Środowe spotkanie przeciwko młodziutkiej drużynie z Płocka początkowo wyglądało nieźle, a i wynik dla naszego zespołu był obiecujący. W 19 minucie nasi mieli sześć bramek przewagi, która co prawda stopniała do trzech, kiedy zespoły schodziły na przerwę, ale to płocczanie musieli „gonić” wynik . Szybko, się z tym uporali, bo już w 38.minucie było 18-18, ale na 10 minut przed końcem to KPR prowadził 27-23. Decydujące minuty wygrali jednak płocczanie i to 6-1! Nieszczęście naszego zespołu zaczęło się od podwójnego wykluczenia, a potem dwóch czerwonych karetek w wyniku gradacji kar dla Kamila Cioka i Filipa Fąfary. Zmęczoną drużynę stać było tylko na doprowadzenie do remisu, ale na bramkę w ostatniej minucie Mateusza Ziemińskiego nie potrafiła już odpowiedzieć.
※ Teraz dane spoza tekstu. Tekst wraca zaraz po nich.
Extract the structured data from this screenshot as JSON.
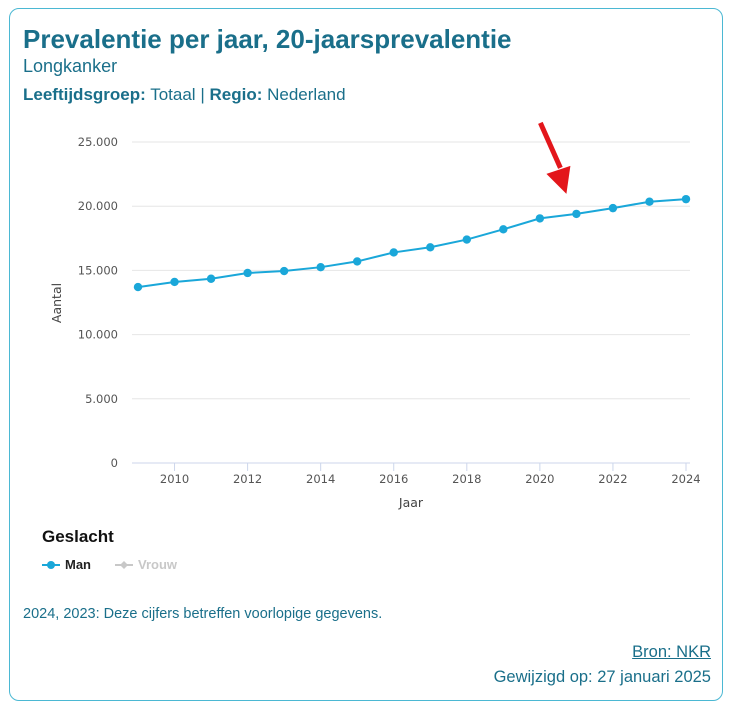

- Legionowianin w barwach akademików z Białej – Bartosz Ziółkowski Fot. fotoMiD
- Kamil Ciok w objęciach rywala Fot. fotoMiD
- Gościom nie udało się „rozebrać” legionowskiego obrotowego Wiktora Jędrzejewskiego. Koszulka wytrzymała Fot. fotoMiD
- Zatroskana mina trenera Marcina Smolarczyka. Co możemy jeszcze zrobić? Fot. fotoMiD
- Nie jest prawdą, że KPR Legionowo nie ma własnych wychowanków, że nie szkoli się młodzieży. To zdjęcie samych swoich przeczy tej powszechnej tezie. Od lewej: Michał Bekisz, Kacper Wyrozębski, trener Adam Bekisz, Marcin Kostro, trener Paweł Lisiecki, Bartosz Ziółkowski Fot. fotoMiD
KPR Legionowo – Orlen Wisła II Płock 30-31 (15-12). KPR: Węgrzyn, Wyrozębski – Grabowski (6), Fąfara(5), Prątnicki(5), Jędrzejewski (4), Suliński (3), Ciok (1), Ignasiak (6), Bielawski, Gawęcki, Kostro.
Niedzielne spotkanie przeciwko trzeciej drużynie rozgrywek było początkowo meczem „na styk”. Legionowianom nie udału się utrzymać w końcówce pierwszej połowy 2-3 bramek przewagi i pierwsza połowka zakończyła się remisem (14-14). Dziesięć minut po przewie goście prowadzili już różnicą czterech branek, która przez kolejnych osiem minut wzrosła do pięciu (19-25). Nasi powalczyli jednak do samego końca i kiedy czerwono kartkę ujrzał jeden z gości (Karol Nowicki) zaczęli gonić wynik. W 52 minucie było nawet „tylko” 25-25, a potem nawet, na minutę przed końcem meczu, nawet 28-29. Mimo czasu na żądanie i próbie ustalenia końcowej akcji , choćby remisu w tym spotkaniu legionowianom nie udało się „wyrwać”.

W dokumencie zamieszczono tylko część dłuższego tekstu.